The report by Tillin et al. and the accompanying editorial by Ramirez in this issue of JASN remind us that the ethnic differences in risk of CKD and ESRD are observed throughout the world’s populations and regions. This report examined the association between albumin excretion rates and ethnicity among a diverse population of Europeans, South Asians, and African-Caribbeans living in the United Kingdom. Tillin and colleagues observed substantial ethnic variations in both the prevalence of proteinuria and its association with subsequent risk of cardiovascular disease. These observations serve to remind us of the utility of study designs that compare disease associations across geographic regions comprising different ethnic populations, among ethnic groups within a single region, and between migrant and nonmigrant ethnic groups. When these contrasts demonstrate differences in disease prevalence, they engender hypotheses directed at environmental and biologic factors associated with ethnicity and place of residence. For example, Tillin et al. speculate that the differences that they observed may reflect variable susceptibility to the metabolic syndrome and hyperinsulinemia among different ethnic groups. This question, like other possible explanations for these observations, needs to be answered by carefully designed studies that will sort out the factors that contribute to these ethnic variations in risk. This information is essential if we are to intelligently address the worldwide epidemic of kidney disease. See Tillin et al., pages 3702–3710.

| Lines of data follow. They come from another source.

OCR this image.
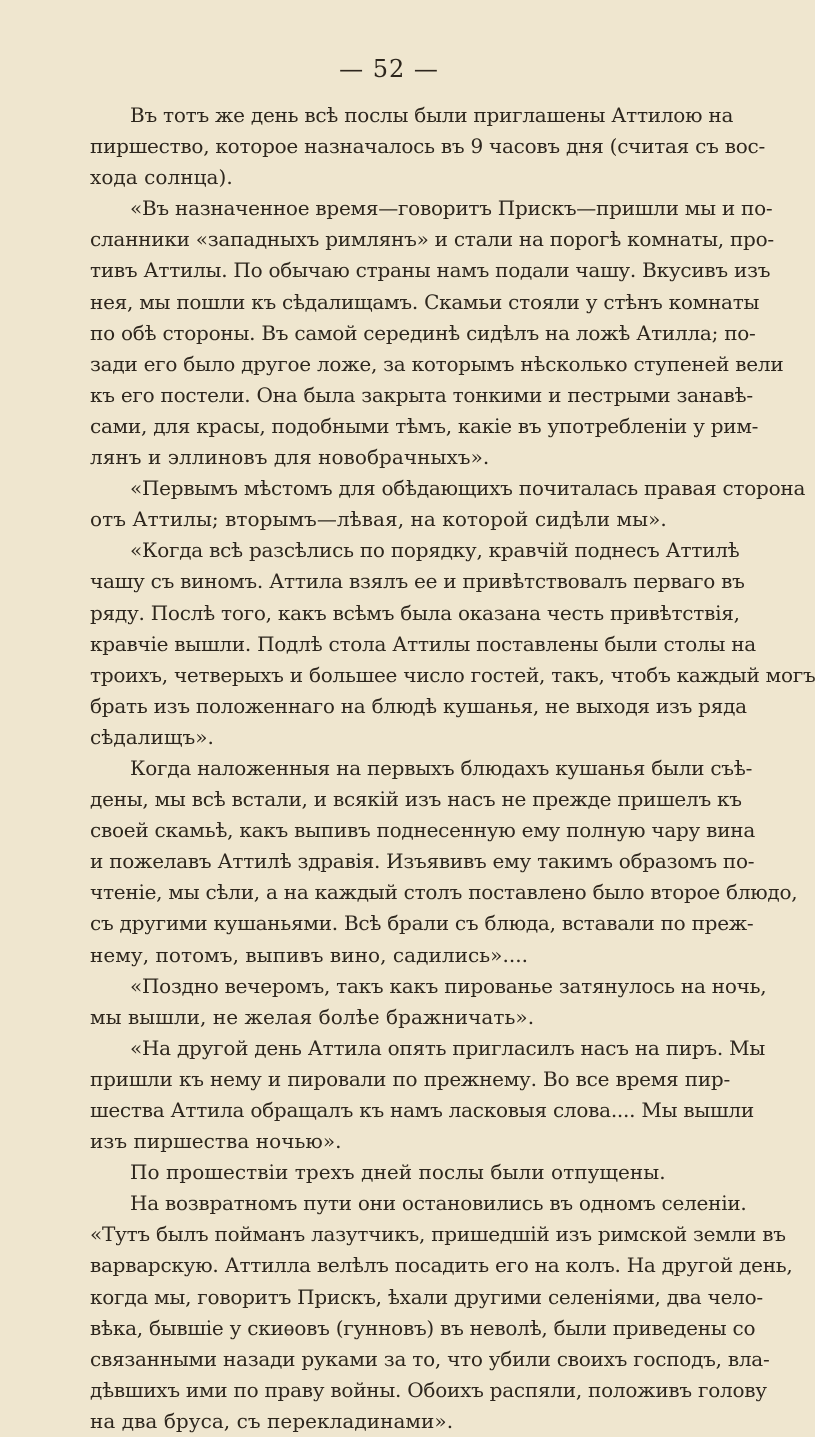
— 52 —
Въ тотъ же день всѣ послы были приглашены Аттилою на
пиршество, которое назначалось въ 9 часовъ дня (считая съ вос-
хода солнца).
«Въ назначенное время—говоритъ Прискъ—пришли мы и по-
сланники «западныхъ римлянъ» и стали на порогѣ комнаты, про-
тивъ Аттилы. По обычаю страны намъ подали чашу. Вкусивъ изъ
нея, мы пошли къ сѣдалищамъ. Скамьи стояли у стѣнъ комнаты
по обѣ стороны. Въ самой серединѣ сидѣлъ на ложѣ Атилла; по-
зади его было другое ложе, за которымъ нѣсколько ступеней вели
къ его постели. Она была закрыта тонкими и пестрыми занавѣ-
сами, для красы, подобными тѣмъ, какіе въ употребленіи у рим-
лянъ и эллиновъ для новобрачныхъ».
«Первымъ мѣстомъ для обѣдающихъ почиталась правая сторона
отъ Аттилы; вторымъ—лѣвая, на которой сидѣли мы».
«Когда всѣ разсѣлись по порядку, кравчій поднесъ Аттилѣ
чашу съ виномъ. Аттила взялъ ее и привѣтствовалъ перваго въ
ряду. Послѣ того, какъ всѣмъ была оказана честь привѣтствія,
кравчіе вышли. Подлѣ стола Аттилы поставлены были столы на
троихъ, четверыхъ и большее число гостей, такъ, чтобъ каждый могъ
брать изъ положеннаго на блюдѣ кушанья, не выходя изъ ряда
сѣдалищъ».
Когда наложенныя на первыхъ блюдахъ кушанья были съѣ-
дены, мы всѣ встали, и всякій изъ насъ не прежде пришелъ къ
своей скамьѣ, какъ выпивъ поднесенную ему полную чару вина
и пожелавъ Аттилѣ здравія. Изъявивъ ему такимъ образомъ по-
чтеніе, мы сѣли, а на каждый столъ поставлено было второе блюдо,
съ другими кушаньями. Всѣ брали съ блюда, вставали по преж-
нему, потомъ, выпивъ вино, садились»....
«Поздно вечеромъ, такъ какъ пированье затянулось на ночь,
мы вышли, не желая болѣе бражничать».
«На другой день Аттила опять пригласилъ насъ на пиръ. Мы
пришли къ нему и пировали по прежнему. Во все время пир-
шества Аттила обращалъ къ намъ ласковыя слова.... Мы вышли
изъ пиршества ночью».
По прошествіи трехъ дней послы были отпущены.
На возвратномъ пути они остановились въ одномъ селеніи.
«Тутъ былъ пойманъ лазутчикъ, пришедшій изъ римской земли въ
варварскую. Аттилла велѣлъ посадить его на колъ. На другой день,
когда мы, говоритъ Прискъ, ѣхали другими селеніями, два чело-
вѣка, бывшіе у скиѳовъ (гунновъ) въ неволѣ, были приведены со
связанными назади руками за то, что убили своихъ господъ, вла-
дѣвшихъ ими по праву войны. Обоихъ распяли, положивъ голову
на два бруса, съ перекладинами».
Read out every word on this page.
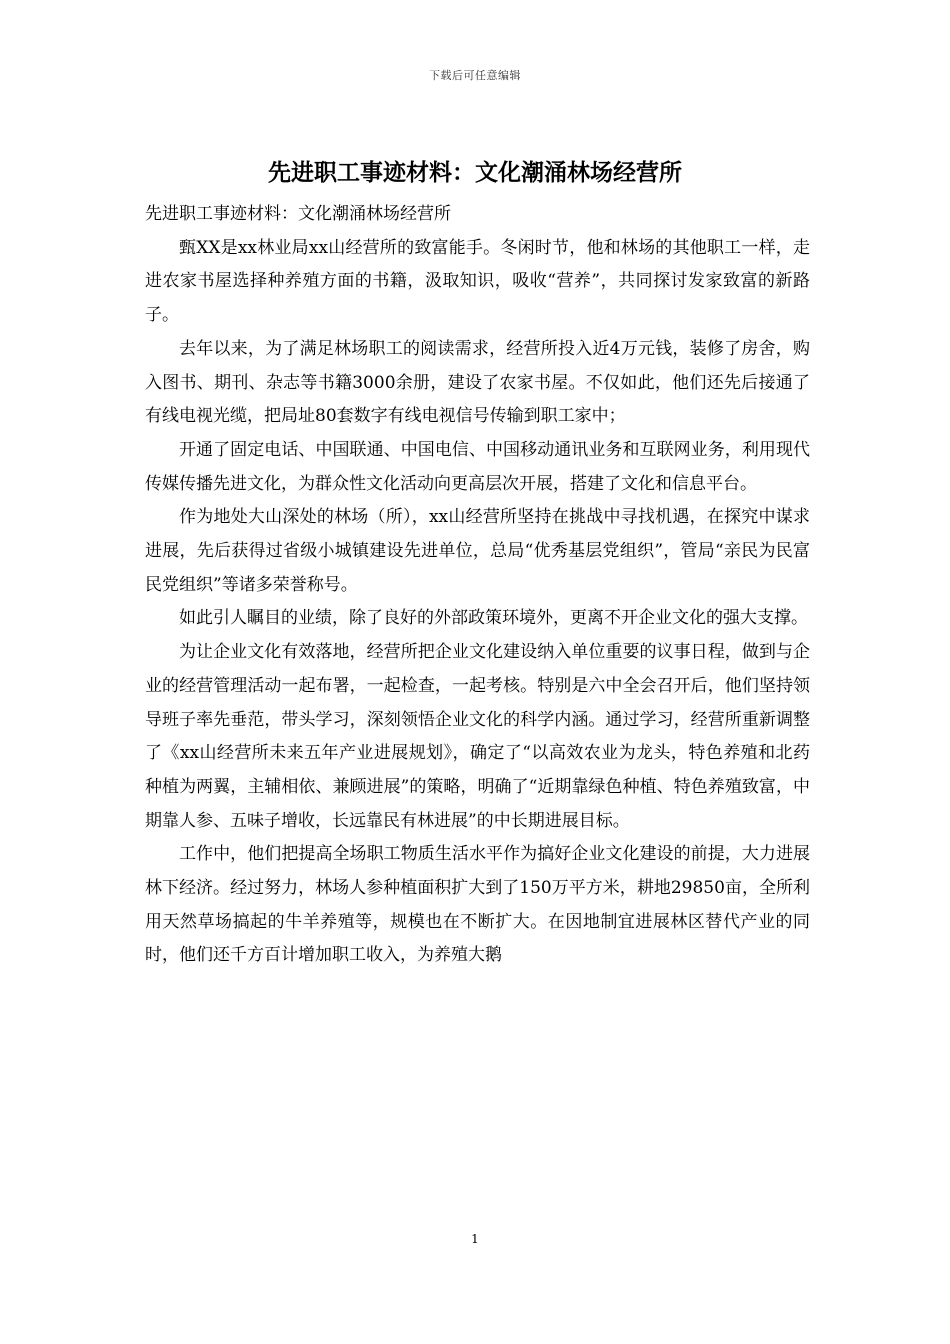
下载后可任意编辑
先进职工事迹材料：文化潮涌林场经营所

先进职工事迹材料：文化潮涌林场经营所

甄XX是xx林业局xx山经营所的致富能手。冬闲时节，他和林场的其他职工一样，走进农家书屋选择种养殖方面的书籍，汲取知识，吸收“营养”，共同探讨发家致富的新路子。

去年以来，为了满足林场职工的阅读需求，经营所投入近4万元钱，装修了房舍，购入图书、期刊、杂志等书籍3000余册，建设了农家书屋。不仅如此，他们还先后接通了有线电视光缆，把局址80套数字有线电视信号传输到职工家中；

开通了固定电话、中国联通、中国电信、中国移动通讯业务和互联网业务，利用现代传媒传播先进文化，为群众性文化活动向更高层次开展，搭建了文化和信息平台。

作为地处大山深处的林场（所），xx山经营所坚持在挑战中寻找机遇，在探究中谋求进展，先后获得过省级小城镇建设先进单位，总局“优秀基层党组织”，管局“亲民为民富民党组织”等诸多荣誉称号。

如此引人瞩目的业绩，除了良好的外部政策环境外，更离不开企业文化的强大支撑。

为让企业文化有效落地，经营所把企业文化建设纳入单位重要的议事日程，做到与企业的经营管理活动一起布署，一起检查，一起考核。特别是六中全会召开后，他们坚持领导班子率先垂范，带头学习，深刻领悟企业文化的科学内涵。通过学习，经营所重新调整了《xx山经营所未来五年产业进展规划》，确定了“以高效农业为龙头，特色养殖和北药种植为两翼，主辅相依、兼顾进展”的策略，明确了“近期靠绿色种植、特色养殖致富，中期靠人参、五味子增收，长远靠民有林进展”的中长期进展目标。

工作中，他们把提高全场职工物质生活水平作为搞好企业文化建设的前提，大力进展林下经济。经过努力，林场人参种植面积扩大到了150万平方米，耕地29850亩，全所利用天然草场搞起的牛羊养殖等，规模也在不断扩大。在因地制宜进展林区替代产业的同时，他们还千方百计增加职工收入，为养殖大鹅

1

A Cure for Uremic Pruritis.

Uremic pruritis is a commonly encountered, frustrating problem that has defied successful therapy. In this issue of JASN, Wikstrom and colleagues report that Nalfurafine, a {kappa}-opioid receptor agonist, can dramatically improve uremic itching in randomized, double-blind, placebo-controlled studies. Improvements in excoriations and sleep disturbances were also noted. Observed side effects were minimal. Is Nalfurafine a long-sought-after solution for this problem? See Wikström et al., pages 3742–3747.

A Benefit for Statins in CKD.

The high expectations for a cardioprotective role of lipid-lowering therapy with statins for patients with kidney disease were recently dealt a setback with the publication of the 4D Study results (N Engl J Med 353: 238–248, 2005), which reported that prevalent hemodialysis patients randomly assigned to receive 20 mg of atorvastatin daily had comparable cardiovascular outcomes to untreated patients. Tonelli and his colleagues report in this issue of JASN that, in secondary analyses of three large clinical trials of pravastatin, a cardioprotective benefit of statin therapy was observed among diabetic individuals and those with chronic kidney disease. Of interest is that both Tonelli et al. [1.12 (0.63, 1.97)] and the 4D investigators [1.21 (0.81, 1.55)] reported a nonsignificant increased risk for stroke-related events with statin therapy among diabetic patients with kidney disease. These results serve to remind us that extrapolation of clinical trial results to individuals with chronic kidney disease is not necessarily straightforward. See Tonelli et al., pages 3748–3754.


Related Articles

Renal Structural and Functional Repair in a Mouse Model of Reversal of Ureteral Obstruction
Anita L. Cochrane, Michelle M. Kett, Chrishan S. Samuel, Naomi V. Campanale, Warwick P. Anderson, David A. Hume, Melissa H. Little, John F. Bertram, and Sharon D. Ricardo
J. Am. Soc. Nephrol. 2005 16: 3623-3630. [Abstract] [Full Text] [PDF]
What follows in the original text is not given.